As well as aiding in testability, which you conveniently ignored from my previous comment.
The criteria for determining what is "short" and "long" is subjective, of course, and should be determined by whatever the team collectively agrees on. But there should be some accepted definition of these.
> Stanford professor Jon Ousterhout
Eh, I'm not swayed by arguments from authority. Jon's opinion is as valid as mine or yours.
If you are breaking something up for "long" and "short" you're optimizing for the wrong thing. You don't care about code being short for its own sake or long for its own sake right?
Ultimately, you're going to revisit this code to make the change after some time passes. Is it easy to follow the code and make the change without making mistakes? Is it easy for someone else on the team to do the same?
Sometimes optimizing for "easy to understand and change" means breaking something apart.

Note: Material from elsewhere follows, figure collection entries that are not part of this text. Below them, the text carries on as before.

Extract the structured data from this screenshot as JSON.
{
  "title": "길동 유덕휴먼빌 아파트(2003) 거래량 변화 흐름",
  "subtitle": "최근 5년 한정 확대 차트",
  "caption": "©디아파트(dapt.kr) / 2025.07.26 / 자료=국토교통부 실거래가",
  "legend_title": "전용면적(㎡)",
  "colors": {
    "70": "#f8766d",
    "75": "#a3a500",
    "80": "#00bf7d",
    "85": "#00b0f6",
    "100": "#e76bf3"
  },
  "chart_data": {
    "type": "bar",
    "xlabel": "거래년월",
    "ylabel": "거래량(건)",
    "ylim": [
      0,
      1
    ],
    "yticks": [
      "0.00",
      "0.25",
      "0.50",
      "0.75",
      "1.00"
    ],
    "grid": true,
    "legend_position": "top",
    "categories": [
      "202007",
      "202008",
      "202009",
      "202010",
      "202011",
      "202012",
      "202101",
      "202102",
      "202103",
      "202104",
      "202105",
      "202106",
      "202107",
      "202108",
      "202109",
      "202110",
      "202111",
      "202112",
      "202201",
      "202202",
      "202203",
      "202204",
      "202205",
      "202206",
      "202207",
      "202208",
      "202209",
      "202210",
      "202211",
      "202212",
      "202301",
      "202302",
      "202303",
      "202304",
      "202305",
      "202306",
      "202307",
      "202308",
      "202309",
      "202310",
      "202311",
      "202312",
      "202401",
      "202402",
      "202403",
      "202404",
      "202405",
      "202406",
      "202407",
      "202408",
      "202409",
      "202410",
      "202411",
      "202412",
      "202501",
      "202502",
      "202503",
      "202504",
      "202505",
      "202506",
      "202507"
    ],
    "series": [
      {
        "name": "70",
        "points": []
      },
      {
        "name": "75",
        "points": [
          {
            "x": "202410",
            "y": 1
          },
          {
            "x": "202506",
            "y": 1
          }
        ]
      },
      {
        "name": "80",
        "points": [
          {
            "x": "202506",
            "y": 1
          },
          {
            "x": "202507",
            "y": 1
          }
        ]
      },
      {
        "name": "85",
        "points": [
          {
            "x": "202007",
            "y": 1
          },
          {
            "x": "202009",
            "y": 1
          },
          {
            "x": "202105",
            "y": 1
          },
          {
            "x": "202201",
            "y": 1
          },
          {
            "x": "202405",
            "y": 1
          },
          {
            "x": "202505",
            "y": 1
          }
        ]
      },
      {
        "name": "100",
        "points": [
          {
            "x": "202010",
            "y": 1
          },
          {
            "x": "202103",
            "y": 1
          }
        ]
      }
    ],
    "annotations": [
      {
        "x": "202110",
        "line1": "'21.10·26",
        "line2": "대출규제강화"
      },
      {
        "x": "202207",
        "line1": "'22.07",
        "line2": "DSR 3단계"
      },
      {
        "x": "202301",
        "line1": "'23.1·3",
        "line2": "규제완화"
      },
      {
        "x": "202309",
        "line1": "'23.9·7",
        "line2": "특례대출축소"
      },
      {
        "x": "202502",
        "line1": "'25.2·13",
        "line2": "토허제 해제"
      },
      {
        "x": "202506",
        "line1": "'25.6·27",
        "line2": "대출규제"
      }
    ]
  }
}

Sometimes it means combining things. I've read that John Carmack would frequently inline functions because it was too hard to follow.
So, rather than whether something is big or too small, I would ask whether it would be easy to understand/change when coming back to it after a few months.
Put another way: why not optimize for the actual thing you care about rather than an intermediate metric like LOC?
> If you are breaking something up for "long" and "short" you're optimizing for the wrong thing. You don't care about code being short for its own sake or long for its own sake right?
You're misunderstanding. Code is not broken up because it's "long". It's broken up because it is difficult to comprehend and maintain, and its length is one criterion that might signal that to be the case. Another sign is cyclomatic complexity, which is another arbitrary number left for teams to decide how to use best.
The main topic, and why it is so widely argued, is that readability and maintainability are entirely subjective concepts that are impossible to quantify. This is why we need some specific guidelines that could point us in certain directions.
This doesn't mean that these guidelines should be strictly enforced. I've often decided to silence linters that warn me about long functions or high cyclomatic complexity, if to me the function is readable enough, and breaking it up would be more problematic. This is open to interpretation and debate during code reviews, but it doesn't mean that these are useless signals that developers should ignore altogether.
> and its length is one criterion that might signal that to be the case
You seem to be the one misunderstand it.
It's just not. Function length is not a useful metric, at all. The probability of some problems increase with length, but even then it's not the length that will tell you if your code has a problem or not.
If you have length guidelines, your guidelines are bad.
And, yeah, cyclomatic complexity is almost as useless as function length. If you have warnings bothering people about those, you are reducing your code quality.
John has had meaningful impact to computing from algos, operating systems, programming languages, frameworks, etc.
Fowler has written *nothing* anybody ever cared for. Nothing.
Ousterhout has taught Software Design at Stanford where he's had students implement the most diverse software and finding the limits of his own theories and having them questioned rigorously year after year.
I was hoping we moved beyond this "clean code"-ish nonsense of functions having to be short.
Quality of a software design, maintainability, etc, have virtually no relation to length of functions and the most respectable software out there contain functions hundreds if not thousands of lines of code long without being impacted by its own weight.